The ballad stanza proves a brilliant choice for capturing not only the feelings of paranoia and self-loathing that afflict the protagonist, but also the violent treatment to which he is eventually subjected. One recurring rhyme is with the word «poison». It first occurs after he has quit his medication («’Don’t take me!’ cried the poison.»[…] and the garden gate groaned and yawned / and let a little noise in»); eight stanzas later the first line is repeated, but now his psychotic state has become acute, and the «garden gate» has proliferated into a series of alarming, almost apocalyptic images:

And the gate to the wicked city gaped,
and the gates of the temple screamed and screamed,
and the gates of the garden groaned and yawned,
and the gates of the ziggurat gabbled in grief
and sucked all life’s sorrows and joys in.
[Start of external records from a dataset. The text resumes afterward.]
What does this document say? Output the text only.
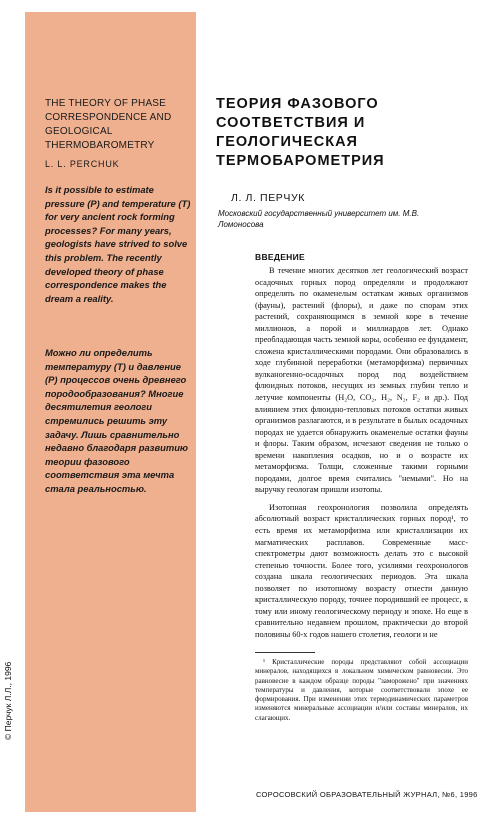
THE THEORY OF PHASE CORRESPONDENCE AND GEOLOGICAL THERMOBAROMETRY
L. L. PERCHUK
Is it possible to estimate pressure (P) and temperature (T) for very ancient rock forming processes? For many years, geologists have strived to solve this problem. The recently developed theory of phase correspondence makes the dream a reality.
Можно ли определить температуру (T) и давление (P) процессов очень древнего породообразования? Многие десятилетия геологи стремились решить эту задачу. Лишь сравнительно недавно благодаря развитию теории фазового соответствия эта мечта стала реальностью.
© Перчук Л.Л., 1996
ТЕОРИЯ ФАЗОВОГО СООТВЕТСТВИЯ И ГЕОЛОГИЧЕСКАЯ ТЕРМОБАРОМЕТРИЯ
Л. Л. ПЕРЧУК
Московский государственный университет им. М.В. Ломоносова
ВВЕДЕНИЕ

В течение многих десятков лет геологический возраст осадочных горных пород определяли и продолжают определять по окаменелым остаткам живых организмов (фауны), растений (флоры), и даже по спорам этих растений, сохраняющимся в земной коре в течение миллионов, а порой и миллиардов лет. Однако преобладающая часть земной коры, особенно ее фундамент, сложена кристаллическими породами. Они образовались в ходе глубинной переработки (метаморфизма) первичных вулканогенно-осадочных пород под воздействием флюидных потоков, несущих из земных глубин тепло и летучие компоненты (H₂O, CO₂, H₂, N₂, F₂ и др.). Под влиянием этих флюидно-тепловых потоков остатки живых организмов разлагаются, и в результате в былых осадочных породах не удается обнаружить окаменелые остатки фауны и флоры. Таким образом, исчезают сведения не только о времени накопления осадков, но и о возрасте их метаморфизма. Толщи, сложенные такими горными породами, долгое время считались "немыми". Но на выручку геологам пришли изотопы.

Изотопная геохронология позволила определять абсолютный возраст кристаллических горных пород¹, то есть время их метаморфизма или кристаллизации их магматических расплавов. Современные масс-спектрометры дают возможность делать это с высокой степенью точности. Более того, усилиями геохронологов создана шкала геологических периодов. Эта шкала позволяет по изотопному возрасту отнести данную кристаллическую породу, точнее породивший ее процесс, к тому или иному геологическому периоду и эпохе. Но еще в сравнительно недавнем прошлом, практически до второй половины 60-х годов нашего столетия, геологи и не

¹ Кристаллические породы представляют собой ассоциации минералов, находящихся в локальном химическом равновесии. Это равновесие в каждом образце породы "заморожено" при значениях температуры и давления, которые соответствовали эпохе ее формирования. При изменении этих термодинамических параметров изменяются минеральные ассоциации и/или составы минералов, их слагающих.
СОРОСОВСКИЙ ОБРАЗОВАТЕЛЬНЫЙ ЖУРНАЛ, №6, 1996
The same rhyme occurs at the very end of the poem, the protagonist having finally been forced to accept the necessity of his medications; this time the order of words is reversed so that the word «poison» concludes the whole poem:

And the church bells rang
and a dinner bell tinkled
and the school bell tolled
and called all the good girls and boys in.
And all of them brought all their toys in.
And all of them swallowed their poison.

With such subtle variations Mehigan succeeds in using the ballad stanza to communicate a wide range of emotional states and ways of seeing. This ability to match form with matter to stunning effect is the distinguishing mark of the whole volume, whether it be the dactylic beat of the plural nouns that conclude nearly all of the lines in the apocalyptic title poem, with a relentless hammering persistence; or the deftly turned sonnets and triolets that shine with epigrammatic brilliance; or the supple blank verse of the narratives (or thwarted narratives). We can only hope we do not have to wait another ten years for the next volume.